The Company’s has leases related to office space. The Company determines whether a contract is or contains a lease at the time of the contract’s inception based on the presence of identified assets and the Company’s right to obtain substantially all the economic benefit from or to direct the use of such assets. When the Company determines a lease exists, it records a right-of-use (“ROU”) asset and corresponding lease liability on its balance sheet. ROU assets represent the Company’s right to use an underlying asset for the lease term. Lease liabilities represent the Company’s obligation to make lease payments arising from the lease. ROU assets are recognized at the lease commencement date at the present value of the remaining future lease payments the Company is obligated for under the terms of the lease. Lease liabilities are recognized concurrent with the recognition of the ROU asset and represent the present value of lease payments to be made under the lease. These ROU assets and liabilities are adjusted for any prepayments, lease incentives received, and initial direct costs incurred. As the discount rate implicit in the lease is not readily determinable in most of the Company’s leases, the Company uses its incremental borrowing rate based on the information available at the lease commencement date in determining the present value of lease payments.
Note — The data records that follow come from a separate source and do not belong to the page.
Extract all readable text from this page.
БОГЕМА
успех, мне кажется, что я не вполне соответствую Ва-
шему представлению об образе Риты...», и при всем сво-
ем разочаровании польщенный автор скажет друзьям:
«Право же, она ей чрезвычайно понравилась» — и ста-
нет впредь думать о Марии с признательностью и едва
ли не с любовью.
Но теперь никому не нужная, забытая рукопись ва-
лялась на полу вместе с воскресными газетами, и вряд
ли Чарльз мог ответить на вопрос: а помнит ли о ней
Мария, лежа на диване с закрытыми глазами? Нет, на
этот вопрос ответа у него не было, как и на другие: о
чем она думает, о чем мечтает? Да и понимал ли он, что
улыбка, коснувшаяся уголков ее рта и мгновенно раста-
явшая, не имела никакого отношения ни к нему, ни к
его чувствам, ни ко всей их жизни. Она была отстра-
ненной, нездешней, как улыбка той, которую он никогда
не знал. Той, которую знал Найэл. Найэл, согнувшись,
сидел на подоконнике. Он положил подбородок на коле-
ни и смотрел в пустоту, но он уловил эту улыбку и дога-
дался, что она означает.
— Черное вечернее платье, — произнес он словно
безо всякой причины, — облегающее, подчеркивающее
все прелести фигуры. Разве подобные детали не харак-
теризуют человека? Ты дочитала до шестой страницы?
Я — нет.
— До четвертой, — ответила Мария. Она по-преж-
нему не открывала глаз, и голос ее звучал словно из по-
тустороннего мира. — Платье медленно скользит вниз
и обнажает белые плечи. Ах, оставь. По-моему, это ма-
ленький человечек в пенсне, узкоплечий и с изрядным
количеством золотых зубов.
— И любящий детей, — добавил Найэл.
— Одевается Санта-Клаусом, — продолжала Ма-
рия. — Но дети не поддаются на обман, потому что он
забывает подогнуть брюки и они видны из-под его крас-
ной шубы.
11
If the Company’s lease terms include an option to extend the lease for a set period, the Company evaluates the renewal option and should it be reasonably certain that the Company will exercise that option, adjusts the ROU asset and liability accordingly.

 

Stock-Based Compensation

 

The Company accounts for its stock-based compensation awards to employees and members of its Board (the “Board”) in accordance with ASC Topic 718, Compensation—Stock Compensation (“ASC 718”). ASC 718 requires all stock-based payments to employees and Board members, including grants of employee stock options, to be recognized in the statements of operations by measuring the fair value of the award on the date of grant and recognizing this fair value as stock-based compensation using a straight-line method over the requisite service period, generally the vesting period.

 

The Company estimates the grant date fair value of stock option awards using the Black-Scholes option-pricing model. The use of the Black-Scholes option-pricing model requires management to make assumptions with respect to the expected term of the option, the expected volatility of the Common Stock consistent with the expected life of the option, risk-free interest rates and expected dividend yields of the Common Stock.

 

Recent Accounting Pronouncements

 

In June 2022, the Financial Accounting Standards Board (“FASB”) issued Accounting Standards Update (“ASU”) 2022-03, Fair Value Measurement (Topic 820) (“ASU 2022-03”). The amendments in ASU 2022-03 clarify that a contractual restriction on the sale of an equity security is not considered part of the unit of account of the equity security and, therefore, is not considered in measuring fair value. The amendments also clarify that an entity cannot, as a separate unit of account, recognize and measure a contractual sale restriction. The amendments in this Update also require additional disclosures for equity securities subject to contractual sale restrictions. The provisions in this Update are effective for fiscal years beginning after December 15, 2024. Early adoption is permitted. The Company does not expect to early adopt this ASU. The Company is currently evaluating the impact of adopting this guidance on the consolidated balance sheets, results of operations and financial condition.

 

The Company does not believe that any other recently issued, but not yet effective, accounting pronouncements, if currently adopted, would have a material effect on the Company’s financial statements.